Having older siblings is associated with gut microbiota development during early childhood.

BACKGROUND: Evidence suggests that early life infections, presence of older siblings and furred pets in the household affect the risk of developing allergic diseases through altered microbial exposure. Recently, low gut microbial diversity during infancy has also been linked with later development of allergies. We investigated whether presence of older siblings, furred pets and early life infections affected gut microbial communities at 9 and 18 months of age and whether these differences were associated with the cumulative prevalence of atopic symptoms of eczema and asthmatic bronchitis at 3 years of age.
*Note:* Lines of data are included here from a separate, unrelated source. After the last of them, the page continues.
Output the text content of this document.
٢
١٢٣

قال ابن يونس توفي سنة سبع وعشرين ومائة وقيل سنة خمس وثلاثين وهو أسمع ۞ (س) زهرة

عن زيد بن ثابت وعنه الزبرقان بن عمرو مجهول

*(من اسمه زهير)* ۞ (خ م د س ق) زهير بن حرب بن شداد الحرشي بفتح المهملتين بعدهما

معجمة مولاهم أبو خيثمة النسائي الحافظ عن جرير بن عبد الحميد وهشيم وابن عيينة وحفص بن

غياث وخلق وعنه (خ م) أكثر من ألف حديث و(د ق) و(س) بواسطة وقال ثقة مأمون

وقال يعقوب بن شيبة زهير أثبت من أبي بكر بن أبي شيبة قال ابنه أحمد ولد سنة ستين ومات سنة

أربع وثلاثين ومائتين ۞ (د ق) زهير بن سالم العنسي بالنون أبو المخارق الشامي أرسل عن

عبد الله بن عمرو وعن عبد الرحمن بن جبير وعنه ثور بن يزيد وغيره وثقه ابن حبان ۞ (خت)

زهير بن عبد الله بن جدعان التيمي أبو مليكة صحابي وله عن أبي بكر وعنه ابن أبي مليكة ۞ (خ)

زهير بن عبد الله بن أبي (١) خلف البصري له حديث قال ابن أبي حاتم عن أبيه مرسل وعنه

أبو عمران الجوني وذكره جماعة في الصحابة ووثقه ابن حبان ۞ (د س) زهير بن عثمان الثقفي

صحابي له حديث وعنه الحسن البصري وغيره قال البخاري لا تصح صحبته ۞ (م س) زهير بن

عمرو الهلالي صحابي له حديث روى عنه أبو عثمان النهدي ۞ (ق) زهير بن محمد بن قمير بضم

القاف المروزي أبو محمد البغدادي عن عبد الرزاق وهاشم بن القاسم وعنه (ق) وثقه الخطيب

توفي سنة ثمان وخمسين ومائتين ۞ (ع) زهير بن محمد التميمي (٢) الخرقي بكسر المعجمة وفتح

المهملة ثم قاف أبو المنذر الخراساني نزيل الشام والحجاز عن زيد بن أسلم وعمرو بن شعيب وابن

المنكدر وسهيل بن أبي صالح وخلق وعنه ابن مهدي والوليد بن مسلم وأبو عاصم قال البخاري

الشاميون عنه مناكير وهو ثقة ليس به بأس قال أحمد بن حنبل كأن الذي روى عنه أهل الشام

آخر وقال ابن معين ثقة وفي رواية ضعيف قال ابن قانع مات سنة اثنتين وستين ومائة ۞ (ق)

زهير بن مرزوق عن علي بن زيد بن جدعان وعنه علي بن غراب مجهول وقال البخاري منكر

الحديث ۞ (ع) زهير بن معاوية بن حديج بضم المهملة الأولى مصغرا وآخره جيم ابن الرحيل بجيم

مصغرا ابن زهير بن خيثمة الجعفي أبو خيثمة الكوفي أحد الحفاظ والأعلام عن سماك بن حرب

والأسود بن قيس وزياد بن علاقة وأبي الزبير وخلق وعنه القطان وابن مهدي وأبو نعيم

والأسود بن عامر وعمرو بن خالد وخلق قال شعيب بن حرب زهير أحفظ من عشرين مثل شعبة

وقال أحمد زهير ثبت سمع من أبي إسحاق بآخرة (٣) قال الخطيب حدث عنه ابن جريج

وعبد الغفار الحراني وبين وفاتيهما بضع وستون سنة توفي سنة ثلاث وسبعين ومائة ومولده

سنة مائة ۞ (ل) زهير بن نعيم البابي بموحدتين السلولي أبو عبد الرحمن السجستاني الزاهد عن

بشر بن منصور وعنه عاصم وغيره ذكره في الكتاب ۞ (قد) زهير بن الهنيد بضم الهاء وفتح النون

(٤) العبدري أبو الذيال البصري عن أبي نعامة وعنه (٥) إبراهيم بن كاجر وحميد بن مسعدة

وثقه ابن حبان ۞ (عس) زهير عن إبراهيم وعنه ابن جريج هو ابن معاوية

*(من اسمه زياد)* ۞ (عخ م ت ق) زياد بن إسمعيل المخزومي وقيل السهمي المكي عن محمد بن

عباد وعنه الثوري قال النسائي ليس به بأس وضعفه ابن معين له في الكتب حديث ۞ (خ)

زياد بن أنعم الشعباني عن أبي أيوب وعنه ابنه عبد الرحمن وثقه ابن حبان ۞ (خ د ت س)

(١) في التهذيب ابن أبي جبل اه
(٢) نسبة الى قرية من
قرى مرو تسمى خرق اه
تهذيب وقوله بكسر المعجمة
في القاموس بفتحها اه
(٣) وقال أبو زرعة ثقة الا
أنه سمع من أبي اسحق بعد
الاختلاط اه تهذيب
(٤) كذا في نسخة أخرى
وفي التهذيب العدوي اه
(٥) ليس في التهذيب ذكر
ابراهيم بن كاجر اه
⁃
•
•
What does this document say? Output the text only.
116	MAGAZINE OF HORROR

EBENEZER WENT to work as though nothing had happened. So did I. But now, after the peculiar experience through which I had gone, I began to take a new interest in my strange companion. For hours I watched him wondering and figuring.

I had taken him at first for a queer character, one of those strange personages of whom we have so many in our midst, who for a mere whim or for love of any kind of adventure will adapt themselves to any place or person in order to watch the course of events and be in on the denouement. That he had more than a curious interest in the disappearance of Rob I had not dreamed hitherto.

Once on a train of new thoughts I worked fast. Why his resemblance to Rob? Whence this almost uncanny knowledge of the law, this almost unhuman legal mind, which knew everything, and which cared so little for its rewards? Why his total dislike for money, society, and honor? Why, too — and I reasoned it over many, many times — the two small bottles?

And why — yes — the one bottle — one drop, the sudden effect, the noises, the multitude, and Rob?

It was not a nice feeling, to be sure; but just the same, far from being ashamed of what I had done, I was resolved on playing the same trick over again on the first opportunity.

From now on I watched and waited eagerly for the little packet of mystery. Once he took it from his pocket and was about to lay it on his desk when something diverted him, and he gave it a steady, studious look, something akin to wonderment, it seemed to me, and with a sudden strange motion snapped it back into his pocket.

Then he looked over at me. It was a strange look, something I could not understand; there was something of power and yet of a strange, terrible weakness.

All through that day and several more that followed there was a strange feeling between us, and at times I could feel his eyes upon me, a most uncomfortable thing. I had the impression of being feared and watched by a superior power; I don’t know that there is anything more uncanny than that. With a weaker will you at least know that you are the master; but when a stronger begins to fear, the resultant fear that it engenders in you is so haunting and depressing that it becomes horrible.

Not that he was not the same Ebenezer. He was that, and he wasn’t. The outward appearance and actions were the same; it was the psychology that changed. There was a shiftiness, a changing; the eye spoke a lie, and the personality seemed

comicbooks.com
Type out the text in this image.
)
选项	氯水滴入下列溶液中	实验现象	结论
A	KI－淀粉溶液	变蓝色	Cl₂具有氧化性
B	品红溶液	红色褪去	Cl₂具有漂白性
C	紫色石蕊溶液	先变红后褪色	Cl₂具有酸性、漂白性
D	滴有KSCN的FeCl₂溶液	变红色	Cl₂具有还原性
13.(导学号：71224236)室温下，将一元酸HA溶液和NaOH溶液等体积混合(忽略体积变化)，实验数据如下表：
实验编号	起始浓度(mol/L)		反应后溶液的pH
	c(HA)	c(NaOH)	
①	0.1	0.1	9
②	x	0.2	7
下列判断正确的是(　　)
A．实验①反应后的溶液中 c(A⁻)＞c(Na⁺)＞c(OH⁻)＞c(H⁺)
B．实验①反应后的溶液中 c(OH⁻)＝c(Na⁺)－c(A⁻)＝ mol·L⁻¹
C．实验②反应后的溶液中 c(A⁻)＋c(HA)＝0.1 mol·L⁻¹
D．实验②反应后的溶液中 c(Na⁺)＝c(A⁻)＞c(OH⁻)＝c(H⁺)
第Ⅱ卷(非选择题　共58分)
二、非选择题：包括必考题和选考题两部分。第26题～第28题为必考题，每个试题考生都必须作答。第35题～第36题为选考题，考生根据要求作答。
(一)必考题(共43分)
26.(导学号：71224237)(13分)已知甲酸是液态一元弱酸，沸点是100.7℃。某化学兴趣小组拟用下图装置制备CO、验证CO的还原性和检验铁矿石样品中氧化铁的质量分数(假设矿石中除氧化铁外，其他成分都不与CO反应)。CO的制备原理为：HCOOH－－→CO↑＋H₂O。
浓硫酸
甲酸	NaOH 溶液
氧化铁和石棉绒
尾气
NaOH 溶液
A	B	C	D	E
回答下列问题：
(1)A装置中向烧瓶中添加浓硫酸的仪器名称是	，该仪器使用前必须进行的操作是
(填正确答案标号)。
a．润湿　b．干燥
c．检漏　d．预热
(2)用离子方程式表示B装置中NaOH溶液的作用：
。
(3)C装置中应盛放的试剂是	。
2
Bacterial compositions and diversity indices were determined in fecal samples collected from 114 infants in the SKOT I cohort at age 9 and 18 months by 16S rRNA gene sequencing. These were compared to the presence of older siblings, furred pets and early life infections and the cumulative prevalence of diagnosed asthmatic bronchitis and self-reported eczema at 3 years of age. RESULTS: The number of older siblings correlated positively with bacterial diversity (p = 0.030), diversity of the phyla Firmicutes (p = 0.013) and Bacteroidetes (p = 0.004) and bacterial richness (p = 0.006) at 18 months. Further, having older siblings was associated with increased relative abundance of several bacterial taxa at both 9 and 18 months of age. Compared to the effect of having siblings, presence of household furred pets and early life infections had less pronounced effects on the gut microbiota. Gut microbiota characteristics were not significantly associated with cumulative occurrence of eczema and asthmatic bronchitis during the first 3 years of life. CONCLUSIONS: Presence of older siblings is associated with increased gut microbial diversity and richness during early childhood, which could contribute to the substantiation of the hygiene hypothesis. However, no associations were found between gut microbiota and atopic symptoms of eczema and asthmatic bronchitis during early childhood and thus further studies are required to elucidate whether sibling-associated gut microbial changes influence development of allergies later in childhood.